"Mamma, immagina se adesso tiro un calcio e il pallone finisce sulla luna!"
"Papà , hai visto? Ho bevuto tanto che tra poco scoppio come una bomba d'acqua"
Tra tutte le figure retoriche, l'iperbole è forse quella che i bambini padroneggiano meglio, quella che più si adatta alla forma della loro immaginazione, la più diretta e immediata.
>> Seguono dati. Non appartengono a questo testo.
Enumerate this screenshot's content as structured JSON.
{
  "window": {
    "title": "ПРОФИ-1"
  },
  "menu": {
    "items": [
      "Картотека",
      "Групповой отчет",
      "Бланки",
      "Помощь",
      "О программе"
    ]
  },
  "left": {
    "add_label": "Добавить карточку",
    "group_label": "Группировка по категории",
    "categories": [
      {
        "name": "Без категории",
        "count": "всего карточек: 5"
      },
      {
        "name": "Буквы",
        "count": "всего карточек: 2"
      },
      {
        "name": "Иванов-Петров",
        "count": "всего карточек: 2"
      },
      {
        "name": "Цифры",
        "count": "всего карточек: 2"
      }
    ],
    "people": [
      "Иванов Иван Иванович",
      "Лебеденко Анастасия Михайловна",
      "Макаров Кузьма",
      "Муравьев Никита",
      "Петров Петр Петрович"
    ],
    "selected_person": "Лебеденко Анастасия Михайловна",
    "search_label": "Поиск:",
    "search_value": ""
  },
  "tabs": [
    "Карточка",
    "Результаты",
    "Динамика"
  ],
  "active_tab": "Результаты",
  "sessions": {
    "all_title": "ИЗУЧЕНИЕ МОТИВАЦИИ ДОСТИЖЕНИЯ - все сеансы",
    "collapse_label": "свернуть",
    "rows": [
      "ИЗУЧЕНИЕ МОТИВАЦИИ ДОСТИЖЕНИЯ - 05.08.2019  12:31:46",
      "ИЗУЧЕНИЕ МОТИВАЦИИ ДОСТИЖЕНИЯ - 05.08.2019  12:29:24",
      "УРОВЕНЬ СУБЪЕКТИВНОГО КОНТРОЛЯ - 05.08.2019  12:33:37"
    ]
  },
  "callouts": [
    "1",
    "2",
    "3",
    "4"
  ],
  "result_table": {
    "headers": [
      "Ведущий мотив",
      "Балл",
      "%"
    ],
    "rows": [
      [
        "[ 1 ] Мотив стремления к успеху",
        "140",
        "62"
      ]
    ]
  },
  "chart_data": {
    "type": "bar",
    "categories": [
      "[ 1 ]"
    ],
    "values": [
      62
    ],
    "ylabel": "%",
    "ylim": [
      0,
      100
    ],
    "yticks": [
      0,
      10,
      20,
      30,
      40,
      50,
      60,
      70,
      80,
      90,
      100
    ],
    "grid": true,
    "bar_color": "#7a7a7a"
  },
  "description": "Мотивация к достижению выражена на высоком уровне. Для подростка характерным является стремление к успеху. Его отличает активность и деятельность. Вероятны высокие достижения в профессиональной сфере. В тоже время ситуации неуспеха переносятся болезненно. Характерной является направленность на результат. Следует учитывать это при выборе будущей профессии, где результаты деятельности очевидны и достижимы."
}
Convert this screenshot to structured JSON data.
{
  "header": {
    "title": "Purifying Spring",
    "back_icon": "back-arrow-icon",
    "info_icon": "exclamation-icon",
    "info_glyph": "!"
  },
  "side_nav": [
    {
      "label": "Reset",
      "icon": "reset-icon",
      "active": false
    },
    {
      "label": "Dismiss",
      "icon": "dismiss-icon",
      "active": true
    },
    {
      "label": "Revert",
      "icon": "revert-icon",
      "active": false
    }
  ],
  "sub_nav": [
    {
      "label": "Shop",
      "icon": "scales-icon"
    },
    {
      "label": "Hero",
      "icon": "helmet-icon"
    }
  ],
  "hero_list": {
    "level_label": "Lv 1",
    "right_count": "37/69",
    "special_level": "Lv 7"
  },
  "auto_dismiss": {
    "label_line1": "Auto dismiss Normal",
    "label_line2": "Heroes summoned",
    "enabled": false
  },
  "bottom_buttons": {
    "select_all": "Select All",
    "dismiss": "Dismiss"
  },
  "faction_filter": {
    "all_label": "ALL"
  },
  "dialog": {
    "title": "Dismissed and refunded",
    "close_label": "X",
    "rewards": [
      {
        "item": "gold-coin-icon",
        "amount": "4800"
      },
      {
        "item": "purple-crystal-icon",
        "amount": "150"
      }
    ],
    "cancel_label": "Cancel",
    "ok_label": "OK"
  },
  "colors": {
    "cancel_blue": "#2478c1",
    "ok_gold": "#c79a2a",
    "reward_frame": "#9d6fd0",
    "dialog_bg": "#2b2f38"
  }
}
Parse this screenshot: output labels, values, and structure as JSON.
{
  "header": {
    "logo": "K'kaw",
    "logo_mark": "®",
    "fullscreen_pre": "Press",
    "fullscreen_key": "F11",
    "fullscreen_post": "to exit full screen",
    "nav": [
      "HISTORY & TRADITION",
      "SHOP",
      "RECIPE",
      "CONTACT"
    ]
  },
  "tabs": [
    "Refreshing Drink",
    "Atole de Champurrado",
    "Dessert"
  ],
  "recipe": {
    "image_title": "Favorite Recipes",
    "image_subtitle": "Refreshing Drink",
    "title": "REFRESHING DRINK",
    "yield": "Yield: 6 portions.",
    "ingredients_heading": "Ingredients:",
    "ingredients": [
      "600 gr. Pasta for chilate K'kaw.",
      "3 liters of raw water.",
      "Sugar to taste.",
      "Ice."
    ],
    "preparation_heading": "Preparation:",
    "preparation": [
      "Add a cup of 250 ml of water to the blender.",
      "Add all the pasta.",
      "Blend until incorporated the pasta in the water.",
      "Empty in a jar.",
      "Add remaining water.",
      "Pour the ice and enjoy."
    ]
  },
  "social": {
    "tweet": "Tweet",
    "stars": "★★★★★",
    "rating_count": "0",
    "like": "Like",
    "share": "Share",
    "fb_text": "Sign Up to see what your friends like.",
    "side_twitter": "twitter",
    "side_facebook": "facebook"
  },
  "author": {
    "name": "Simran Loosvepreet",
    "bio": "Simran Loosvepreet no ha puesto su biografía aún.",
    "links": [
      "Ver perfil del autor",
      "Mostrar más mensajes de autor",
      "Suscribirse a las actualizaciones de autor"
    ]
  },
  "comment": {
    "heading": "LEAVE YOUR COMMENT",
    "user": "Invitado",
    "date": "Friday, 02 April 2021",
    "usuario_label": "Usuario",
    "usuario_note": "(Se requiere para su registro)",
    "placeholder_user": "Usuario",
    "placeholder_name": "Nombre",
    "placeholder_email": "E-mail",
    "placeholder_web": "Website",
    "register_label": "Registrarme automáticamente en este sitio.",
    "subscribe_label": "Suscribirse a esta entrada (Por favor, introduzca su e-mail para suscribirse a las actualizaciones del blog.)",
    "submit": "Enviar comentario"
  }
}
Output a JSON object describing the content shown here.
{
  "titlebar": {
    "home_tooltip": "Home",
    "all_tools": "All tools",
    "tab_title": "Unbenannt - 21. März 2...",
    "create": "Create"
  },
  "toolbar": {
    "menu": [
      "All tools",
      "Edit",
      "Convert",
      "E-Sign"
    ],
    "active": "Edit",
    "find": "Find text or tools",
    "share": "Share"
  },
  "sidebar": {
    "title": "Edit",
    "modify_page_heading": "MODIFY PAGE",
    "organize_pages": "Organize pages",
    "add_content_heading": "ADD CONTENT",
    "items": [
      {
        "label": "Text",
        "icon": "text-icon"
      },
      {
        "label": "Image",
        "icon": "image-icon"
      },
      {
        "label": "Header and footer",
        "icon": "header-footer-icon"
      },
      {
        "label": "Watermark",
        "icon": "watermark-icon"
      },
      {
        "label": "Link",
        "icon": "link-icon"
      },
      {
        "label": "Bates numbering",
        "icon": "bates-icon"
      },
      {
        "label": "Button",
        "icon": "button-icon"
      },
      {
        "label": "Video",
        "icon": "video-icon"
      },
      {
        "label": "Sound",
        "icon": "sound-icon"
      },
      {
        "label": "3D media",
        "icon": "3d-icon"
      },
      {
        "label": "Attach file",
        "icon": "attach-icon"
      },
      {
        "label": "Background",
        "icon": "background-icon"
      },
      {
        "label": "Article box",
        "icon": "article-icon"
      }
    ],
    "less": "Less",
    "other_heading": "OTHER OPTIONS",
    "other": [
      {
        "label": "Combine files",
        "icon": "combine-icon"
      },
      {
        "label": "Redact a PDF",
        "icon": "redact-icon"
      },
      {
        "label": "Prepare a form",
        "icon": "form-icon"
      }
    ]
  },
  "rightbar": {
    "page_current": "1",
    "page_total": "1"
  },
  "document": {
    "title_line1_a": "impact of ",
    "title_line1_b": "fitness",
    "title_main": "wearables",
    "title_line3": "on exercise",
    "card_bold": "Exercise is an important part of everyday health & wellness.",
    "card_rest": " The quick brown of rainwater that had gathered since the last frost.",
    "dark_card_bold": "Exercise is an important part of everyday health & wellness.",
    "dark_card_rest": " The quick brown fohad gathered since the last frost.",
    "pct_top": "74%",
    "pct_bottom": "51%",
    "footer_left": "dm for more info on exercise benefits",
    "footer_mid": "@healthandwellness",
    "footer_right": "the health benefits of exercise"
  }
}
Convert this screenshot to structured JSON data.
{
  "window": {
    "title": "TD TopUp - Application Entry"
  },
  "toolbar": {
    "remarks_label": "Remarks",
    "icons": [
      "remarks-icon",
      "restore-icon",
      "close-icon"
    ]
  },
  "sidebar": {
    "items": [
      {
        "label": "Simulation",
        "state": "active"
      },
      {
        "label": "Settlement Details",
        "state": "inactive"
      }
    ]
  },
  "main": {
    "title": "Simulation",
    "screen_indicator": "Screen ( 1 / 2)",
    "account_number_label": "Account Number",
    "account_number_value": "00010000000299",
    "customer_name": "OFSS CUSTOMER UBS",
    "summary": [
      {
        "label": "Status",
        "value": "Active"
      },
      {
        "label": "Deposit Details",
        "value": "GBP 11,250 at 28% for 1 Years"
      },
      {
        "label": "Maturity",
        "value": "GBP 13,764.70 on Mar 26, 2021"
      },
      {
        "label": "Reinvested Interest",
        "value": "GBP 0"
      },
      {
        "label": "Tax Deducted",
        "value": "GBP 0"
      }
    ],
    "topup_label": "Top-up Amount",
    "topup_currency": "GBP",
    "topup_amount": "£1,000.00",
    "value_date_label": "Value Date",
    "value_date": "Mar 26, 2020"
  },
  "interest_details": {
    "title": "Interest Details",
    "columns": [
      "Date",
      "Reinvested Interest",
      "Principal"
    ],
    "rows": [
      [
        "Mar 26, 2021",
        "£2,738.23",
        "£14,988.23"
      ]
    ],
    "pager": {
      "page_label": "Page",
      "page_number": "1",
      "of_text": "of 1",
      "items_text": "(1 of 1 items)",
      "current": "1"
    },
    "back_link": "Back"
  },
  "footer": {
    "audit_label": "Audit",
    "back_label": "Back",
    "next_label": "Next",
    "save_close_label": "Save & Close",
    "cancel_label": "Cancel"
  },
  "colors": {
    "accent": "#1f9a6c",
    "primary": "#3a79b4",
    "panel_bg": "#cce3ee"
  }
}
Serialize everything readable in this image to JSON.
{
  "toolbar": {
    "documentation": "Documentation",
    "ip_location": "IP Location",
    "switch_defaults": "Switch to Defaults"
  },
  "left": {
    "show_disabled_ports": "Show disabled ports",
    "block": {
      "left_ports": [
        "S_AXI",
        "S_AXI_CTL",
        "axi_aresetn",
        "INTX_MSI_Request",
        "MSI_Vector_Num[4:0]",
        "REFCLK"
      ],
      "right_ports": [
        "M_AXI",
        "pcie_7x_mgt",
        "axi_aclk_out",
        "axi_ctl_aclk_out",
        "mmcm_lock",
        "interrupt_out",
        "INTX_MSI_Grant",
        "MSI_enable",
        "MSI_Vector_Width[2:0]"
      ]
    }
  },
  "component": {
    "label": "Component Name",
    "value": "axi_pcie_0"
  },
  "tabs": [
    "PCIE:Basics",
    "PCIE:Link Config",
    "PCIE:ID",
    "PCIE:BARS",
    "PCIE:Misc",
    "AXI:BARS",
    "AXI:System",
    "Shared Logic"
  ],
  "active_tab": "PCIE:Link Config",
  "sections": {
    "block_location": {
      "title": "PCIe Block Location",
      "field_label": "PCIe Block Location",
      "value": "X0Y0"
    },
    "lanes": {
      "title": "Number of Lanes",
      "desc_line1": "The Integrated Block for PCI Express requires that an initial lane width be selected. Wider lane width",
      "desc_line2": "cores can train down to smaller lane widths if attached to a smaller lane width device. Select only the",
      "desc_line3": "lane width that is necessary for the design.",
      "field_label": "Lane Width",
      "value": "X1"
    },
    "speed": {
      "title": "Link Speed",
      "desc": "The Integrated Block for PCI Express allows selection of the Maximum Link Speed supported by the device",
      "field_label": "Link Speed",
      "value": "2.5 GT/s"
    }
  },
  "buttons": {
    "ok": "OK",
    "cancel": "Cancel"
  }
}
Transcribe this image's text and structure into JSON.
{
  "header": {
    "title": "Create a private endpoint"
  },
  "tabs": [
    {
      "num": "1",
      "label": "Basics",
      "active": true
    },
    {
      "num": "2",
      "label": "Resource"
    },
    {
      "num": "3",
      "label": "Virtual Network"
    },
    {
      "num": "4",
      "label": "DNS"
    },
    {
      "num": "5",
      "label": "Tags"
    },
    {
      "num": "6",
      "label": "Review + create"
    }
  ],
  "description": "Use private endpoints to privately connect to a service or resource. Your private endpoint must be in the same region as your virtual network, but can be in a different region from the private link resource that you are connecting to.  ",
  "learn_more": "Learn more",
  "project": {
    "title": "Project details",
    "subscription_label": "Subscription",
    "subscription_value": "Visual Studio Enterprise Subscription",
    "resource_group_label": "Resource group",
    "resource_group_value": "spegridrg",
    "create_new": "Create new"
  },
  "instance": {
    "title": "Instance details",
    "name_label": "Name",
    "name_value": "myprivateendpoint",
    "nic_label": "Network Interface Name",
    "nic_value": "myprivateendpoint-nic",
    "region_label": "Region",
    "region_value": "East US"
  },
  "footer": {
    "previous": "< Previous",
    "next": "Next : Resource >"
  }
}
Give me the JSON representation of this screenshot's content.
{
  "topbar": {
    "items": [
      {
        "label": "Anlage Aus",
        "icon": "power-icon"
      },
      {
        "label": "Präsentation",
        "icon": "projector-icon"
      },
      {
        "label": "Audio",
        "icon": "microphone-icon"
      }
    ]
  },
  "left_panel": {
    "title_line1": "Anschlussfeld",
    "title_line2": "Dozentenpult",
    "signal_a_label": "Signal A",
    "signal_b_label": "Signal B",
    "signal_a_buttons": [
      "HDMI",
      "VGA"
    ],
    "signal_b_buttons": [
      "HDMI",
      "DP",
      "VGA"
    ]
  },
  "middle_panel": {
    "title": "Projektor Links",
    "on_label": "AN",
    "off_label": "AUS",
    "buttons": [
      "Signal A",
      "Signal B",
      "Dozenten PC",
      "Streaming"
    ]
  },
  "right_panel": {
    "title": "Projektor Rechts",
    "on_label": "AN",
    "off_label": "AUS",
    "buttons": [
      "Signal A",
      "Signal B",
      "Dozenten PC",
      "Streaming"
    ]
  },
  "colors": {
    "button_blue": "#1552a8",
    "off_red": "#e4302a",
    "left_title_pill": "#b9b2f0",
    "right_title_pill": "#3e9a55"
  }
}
Credo sia per questo, e non solo per il tema scatologico che è sempre particolarmente gradito dai piccoli, che ha avuto un grande successo la serie di Francesco Pittau e Bernadette Gervais che comprende Le cacche del coniglio e Le puzze dell'elefante, ripubblicati oggi da Il Castoro in una nuova edizione (che non utilizza più il Comic Sans come la precedente: grazie, grazie, grazie Il Castoro!), sempre con la traduzione di Silvia Pareti.
La semplicità e il candore di questi albi sono quasi disarmanti: le storie procedono con una medesima struttura, capace di cogliere con precisione le attenzioni dei bambini grazie alla cura del ritmo narrativo, dello stile illustrativo e, naturalmente, dell'argomento principale, un vero evergreen.
L'arco narrativo dei due albi, dicevo, è praticamente sovrapponibile: prima viene presentato l'animale con la sua caratteristica iperbolica (il coniglio che fa tantissime cacche, l'elefante che fa tantissime puzze), poi vediamo gli amici del protagonista che, stufi delle conseguenze di queste azioni, lo isolano, e infine si riuscirà a trovare non soltanto una soluzione, ma anche un lato positivo all'eccesso di cacche e di puzze, in un clima sempre allegro e giocoso.
Due albi sulla resilienza? Sull'accettazione delle peculiarità delle
persone? Forse, ma prima di tutto due albi esilaranti, in cui il bambino
viene catturato dalla serenità e dal sorriso spensierato di questi
protagonisti che producono montagne di cacche e sollevano le lenzuola con la forza delle loro puzze.
In conclusione: preparatevi a una lettura condita e interrotta da matte risate, mentre aspettiamo che Il Castoro ripubblichi anche La pipì della zebra e Il moccio dell'ippopotamo, perché di schifezze con cui ridere, qui, non ce n'è mai abbastanza.